LUCAS: A Low-Power Ultra-Low Jitter Compact ASIC for SiPM Targetting ToF-CT
Seyed Arash Katourani
TL;DR
The paper addresses the need for fast, low-jitter SiPM readout in ToF-CT with high channel counts. It introduces LUCAS, an 8-channel analog front-end implemented in 65 nm LP CMOS at 1.2 V, featuring a low-input-impedance preamplifier based on a flipped voltage follower and a comparator, augmented by a bypass path and dual-bias scheme to optimize gain and jitter performance. Simulation results predict per-channel power around 3.2 mW, timing jitter below 40 ps FWHM SPTR, and a 3.9 GHz unity-gain bandwidth, with detailed SiPM modeling and wire-bonding effects included; the device was submitted for fabrication with August 2023 delivery. The work enables compact, high-density timing readouts suitable for ToF-CT and related imaging modalities, with planned future expansions to 64/96 channels and integration of TDCs and specialized SiPM assemblies to further reduce parasitics and heat.
Abstract
We present LUCAS (Low power Ultra-low jitter Compact ASIC for SiPM), an analog front-end for Silicon Photomultipliers (SiPM) targeting fast timing detectors in Time-of-Flight Computed Tomography (ToF-CT).

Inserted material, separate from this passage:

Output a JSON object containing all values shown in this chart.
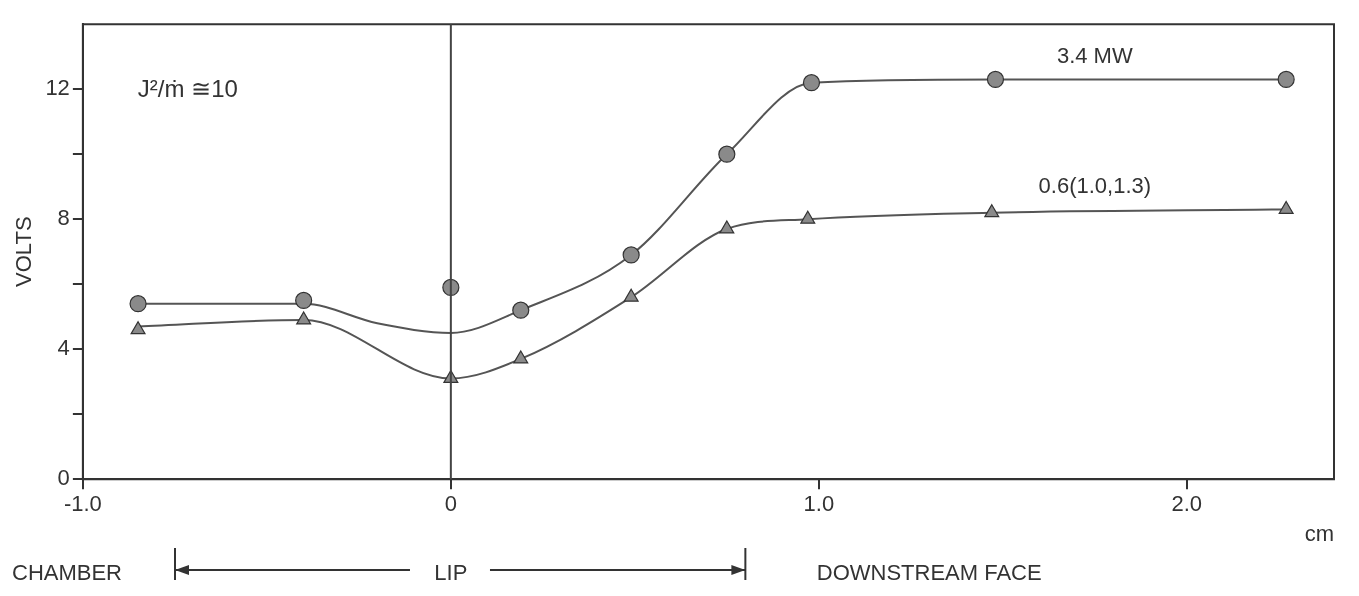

LUCAS features a very low input impedance preamplifier followed by a voltage comparator. It is designed in TSMC 65 nm low-power CMOS technology with a power supply of 1.2 V. Our first 8-channel prototype has been sent to fabrication and will be received in August 2023. Post-layout simulations predict less than 40 ps FWHM SPTR jitter and an approximate power consumption of 3.2 mW per channel. The front end is suitable for applications with rigorous jitter requirements and high event rates, thanks to its 3.9 GHz unity-gain bandwidth. The front-end compact form factor will facilitate its incorporation into systems demanding high channel densities.